İçinde yaşadığımız küreselleşme süreci, tüm kurum ve kavramları kendi dinamiklerine uyumlu hale getirmektedir. Tüm kavram ve kurumlar dönüşüm sürecinden etkilenmekte ve neoliberal politikaların gerek ülke içinde, gerekse uluslararası çaptaki uygulamalarının bir parçası haline gelmektedir. Bu dönüşüm sürecinde insan ihtiyaçlarının karşılanabilirliği ve bu ihtiyaçların karşılanma araçları ile sosyal ilişkiler ve bu ilişkiler sonucunda oluşan kurumlar da küreselleşme dinamiklerinin etki alanından uzak kalamamaktadır. İşte bu nedenle gerek sosyal politika kavramı, gerekse sivil topluk kavramı dönüşüme uğramakta, bu kavramlara dayanan sosyal oluşumlar da buna paralel olarak değişmektedir.

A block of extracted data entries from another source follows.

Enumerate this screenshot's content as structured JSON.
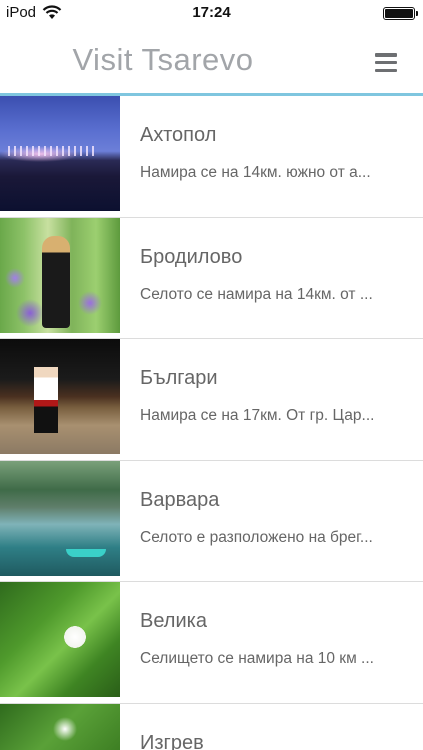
{
  "status_bar": {
    "carrier": "iPod",
    "time": "17:24"
  },
  "header": {
    "title": "Visit Tsarevo",
    "menu_icon": "hamburger-menu-icon",
    "accent_color": "#7fc6df"
  },
  "places": [
    {
      "title": "Ахтопол",
      "description": "Намира се на 14км. южно от а..."
    },
    {
      "title": "Бродилово",
      "description": "Селото се намира на 14км. от ..."
    },
    {
      "title": "Българи",
      "description": "Намира се на 17км. От гр. Цар..."
    },
    {
      "title": "Варвара",
      "description": "Селото е разположено на брег..."
    },
    {
      "title": "Велика",
      "description": "Селището се намира на 10 км ..."
    },
    {
      "title": "Изгрев",
      "description": ""
    }
  ]
}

Sivil toplum kavramının ortaya çıkışı Antik Yunan’a kadar uzanmaktadır. Ancak kavramın günümüz anlamında şekillenmesi özellikle sanayi devrimi sonrasında gerçekleşmiştir. Daha eskiye dayanan tarihsel kökenleri olmakla birlikte özellikle sanayi devrimi sonrası güçlenen burjuva sınıfı, üzerindeki devlet yükünden ve yönetenlere bağımlılıktan kurtulma arayışına girmiş ve modern anlamda sivil toplumun temelleri atılmaya başlanmıştır. Ancak sanayi devrimi sonrası sivil toplum oluşumlarını sadece burjuva sınıfından ibaret görmek yanlış olur. Yine bu dönemde hızlı sanayileşme sürecinde, büyük kentlere göç ve şehir nüfusunun artması ile günümüz anlamında şehirlerin ortaya çıkışı, klasik lonca teşkilatını seri üretimle rekabet edememesi sonucu el tezgahlarının vasıflı işgücünün işsiz kalması ve sonrasında sanayinin vasıflı işgücü halini alması, cemaat yapısının çözülerek cemiyet yapılarının ortaya çıkması, geleneksel toplumsal kurumların yerini yenilerine bırakması gibi nedenlerle genel olarak tüm toplumu etkileyen sivil toplum hareketleri de başlamış olmaktadır. Yine bu dönemde, klasik liberal politikaları ısrarla uygulama eğiliminde olan siyasal iktidarlara karşı çıkar ve baskı grupları ortaya çıkmış ve o günden bugüne dünyanın her yerinde siyasal yaşamın önemli bir parçası olma durumlarını korumuşlardır.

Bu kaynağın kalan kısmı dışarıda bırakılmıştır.